Which nodes matter most?

• Degree centrality: Node with most connections
• Betweenness centrality: Nodes that bridge communities (gatekeepers)
• Closeness centrality: Nodes that can reach others quickly
• PageRank: Nodes endorsed by other important nodes

import networkx as nx

G = nx.Graph()
G.add_edges_from([("A", "B"), ("B", "C"), ("A", "C"), ("C", "D")])

degree = nx.degree_centrality(G)
betweenness = nx.betweenness_centrality(G)
pagerank = nx.pagerank(G)

Graph Representations for Code

Choose based on your use case:

Representation	Storage	Add Edge	Check Edge	Neighbors
Adjacency Matrix	O(V²)	O(1)	O(1)	O(V)
Adjacency List	O(V+E)	O(1)	O(deg(V))	O(deg(V))
Edge List	O(E)	O(1)	O(E)	O(E)

For most applications, adjacency list wins — it's compact and iterating neighbors is fast.
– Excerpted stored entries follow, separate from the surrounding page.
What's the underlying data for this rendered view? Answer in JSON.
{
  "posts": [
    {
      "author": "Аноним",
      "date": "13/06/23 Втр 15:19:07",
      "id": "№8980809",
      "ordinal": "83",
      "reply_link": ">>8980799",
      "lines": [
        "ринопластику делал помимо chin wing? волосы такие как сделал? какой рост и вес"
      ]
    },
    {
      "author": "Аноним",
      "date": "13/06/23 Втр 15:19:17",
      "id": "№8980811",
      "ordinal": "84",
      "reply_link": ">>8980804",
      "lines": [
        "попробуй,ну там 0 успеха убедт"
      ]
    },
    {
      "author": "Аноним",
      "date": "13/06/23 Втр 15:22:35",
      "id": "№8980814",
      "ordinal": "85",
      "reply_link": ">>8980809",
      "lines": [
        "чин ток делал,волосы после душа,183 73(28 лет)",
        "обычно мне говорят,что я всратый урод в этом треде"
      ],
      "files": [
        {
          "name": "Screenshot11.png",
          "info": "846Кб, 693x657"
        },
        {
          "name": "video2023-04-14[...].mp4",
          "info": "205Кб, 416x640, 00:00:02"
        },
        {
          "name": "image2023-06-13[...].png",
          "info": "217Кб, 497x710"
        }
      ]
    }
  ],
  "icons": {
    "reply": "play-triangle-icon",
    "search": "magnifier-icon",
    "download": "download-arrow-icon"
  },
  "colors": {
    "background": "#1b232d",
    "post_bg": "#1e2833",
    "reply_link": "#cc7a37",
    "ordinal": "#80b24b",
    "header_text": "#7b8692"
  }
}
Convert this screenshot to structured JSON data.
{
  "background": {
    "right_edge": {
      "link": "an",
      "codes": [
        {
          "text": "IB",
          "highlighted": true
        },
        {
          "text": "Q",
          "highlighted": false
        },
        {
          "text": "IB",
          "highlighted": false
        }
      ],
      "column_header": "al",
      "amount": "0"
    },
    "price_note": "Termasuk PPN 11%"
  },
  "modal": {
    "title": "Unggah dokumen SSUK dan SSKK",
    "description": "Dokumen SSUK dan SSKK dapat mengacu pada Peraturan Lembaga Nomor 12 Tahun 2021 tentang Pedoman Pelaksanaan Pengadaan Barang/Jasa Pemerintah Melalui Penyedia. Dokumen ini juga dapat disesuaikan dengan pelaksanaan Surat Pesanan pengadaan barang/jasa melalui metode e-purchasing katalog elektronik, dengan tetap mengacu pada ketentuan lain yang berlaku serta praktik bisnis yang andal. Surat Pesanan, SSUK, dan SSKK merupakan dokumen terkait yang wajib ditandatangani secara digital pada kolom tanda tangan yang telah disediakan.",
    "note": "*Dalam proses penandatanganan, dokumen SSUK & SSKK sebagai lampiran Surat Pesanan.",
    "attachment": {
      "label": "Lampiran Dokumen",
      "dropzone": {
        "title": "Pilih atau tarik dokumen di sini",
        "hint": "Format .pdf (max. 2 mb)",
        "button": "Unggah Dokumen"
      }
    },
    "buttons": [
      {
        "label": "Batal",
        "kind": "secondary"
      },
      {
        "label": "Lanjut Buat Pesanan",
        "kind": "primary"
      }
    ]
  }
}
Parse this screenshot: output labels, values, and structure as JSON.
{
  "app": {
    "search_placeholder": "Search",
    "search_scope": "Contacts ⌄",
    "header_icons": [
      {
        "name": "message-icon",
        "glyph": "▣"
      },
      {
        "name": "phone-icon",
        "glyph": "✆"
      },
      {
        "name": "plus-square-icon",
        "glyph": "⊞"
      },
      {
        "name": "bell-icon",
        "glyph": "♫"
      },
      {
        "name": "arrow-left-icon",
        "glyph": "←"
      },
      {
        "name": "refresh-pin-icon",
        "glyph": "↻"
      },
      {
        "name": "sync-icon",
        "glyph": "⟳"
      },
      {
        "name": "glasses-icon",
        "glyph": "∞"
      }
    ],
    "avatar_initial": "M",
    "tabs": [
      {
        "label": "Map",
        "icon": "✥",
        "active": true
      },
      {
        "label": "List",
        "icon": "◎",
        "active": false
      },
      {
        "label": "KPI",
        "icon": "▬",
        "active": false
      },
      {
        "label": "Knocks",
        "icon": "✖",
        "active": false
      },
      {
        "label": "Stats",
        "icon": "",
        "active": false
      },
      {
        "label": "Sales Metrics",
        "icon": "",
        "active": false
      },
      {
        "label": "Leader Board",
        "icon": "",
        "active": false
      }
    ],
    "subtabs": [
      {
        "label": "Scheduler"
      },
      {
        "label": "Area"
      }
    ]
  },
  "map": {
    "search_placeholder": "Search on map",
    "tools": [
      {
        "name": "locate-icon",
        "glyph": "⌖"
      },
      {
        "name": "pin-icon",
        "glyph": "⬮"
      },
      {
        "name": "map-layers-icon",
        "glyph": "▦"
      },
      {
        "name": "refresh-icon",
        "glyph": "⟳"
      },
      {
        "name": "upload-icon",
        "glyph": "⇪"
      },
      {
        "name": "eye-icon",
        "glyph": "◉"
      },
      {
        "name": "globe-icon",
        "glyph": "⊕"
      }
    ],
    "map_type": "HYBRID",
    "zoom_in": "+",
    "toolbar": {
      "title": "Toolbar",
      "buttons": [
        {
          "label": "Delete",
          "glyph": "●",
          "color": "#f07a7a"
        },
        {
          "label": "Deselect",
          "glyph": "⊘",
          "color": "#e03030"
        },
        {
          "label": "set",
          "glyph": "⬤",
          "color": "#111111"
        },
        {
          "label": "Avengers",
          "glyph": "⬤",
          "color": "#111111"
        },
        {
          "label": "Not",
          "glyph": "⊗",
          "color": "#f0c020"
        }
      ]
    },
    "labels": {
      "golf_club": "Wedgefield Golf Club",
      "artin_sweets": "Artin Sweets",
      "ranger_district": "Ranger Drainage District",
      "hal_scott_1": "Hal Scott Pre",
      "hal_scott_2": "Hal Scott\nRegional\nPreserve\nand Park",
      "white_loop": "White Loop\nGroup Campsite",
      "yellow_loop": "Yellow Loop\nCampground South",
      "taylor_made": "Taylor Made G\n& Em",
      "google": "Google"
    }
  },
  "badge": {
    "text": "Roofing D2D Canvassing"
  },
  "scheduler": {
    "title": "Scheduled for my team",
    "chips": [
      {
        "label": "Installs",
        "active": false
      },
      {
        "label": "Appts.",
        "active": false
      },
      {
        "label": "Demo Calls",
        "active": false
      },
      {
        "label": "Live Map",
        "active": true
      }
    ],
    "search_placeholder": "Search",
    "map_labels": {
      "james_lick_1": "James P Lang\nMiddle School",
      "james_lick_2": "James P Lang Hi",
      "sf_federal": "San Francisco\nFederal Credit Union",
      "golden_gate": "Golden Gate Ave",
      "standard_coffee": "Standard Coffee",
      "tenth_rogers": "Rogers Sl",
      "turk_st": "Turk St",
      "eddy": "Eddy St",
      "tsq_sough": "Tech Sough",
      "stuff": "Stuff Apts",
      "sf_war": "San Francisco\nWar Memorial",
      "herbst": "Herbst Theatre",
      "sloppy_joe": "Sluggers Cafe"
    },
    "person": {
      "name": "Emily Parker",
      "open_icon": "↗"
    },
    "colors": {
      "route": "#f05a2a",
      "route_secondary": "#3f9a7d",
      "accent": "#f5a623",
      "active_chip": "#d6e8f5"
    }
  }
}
Why This Matters for Knowledge Graphs

Every knowledge graph algorithm builds on these fundamentals:

• Graph traversal (BFS/DFS) → Querying multi-hop relationships in Neo4j
• Cycle detection → Ensuring RDF graphs are valid
• Shortest path → Finding connection paths in entity graphs
• Centrality → Identifying key entities in a knowledge domain
• Community detection → Grouping related concepts (used by Microsoft's GraphRAG)

Understanding these primitives makes you a better engineer whether you're building a recommendations engine, a dependency resolver, or a knowledge graph-powered AI application.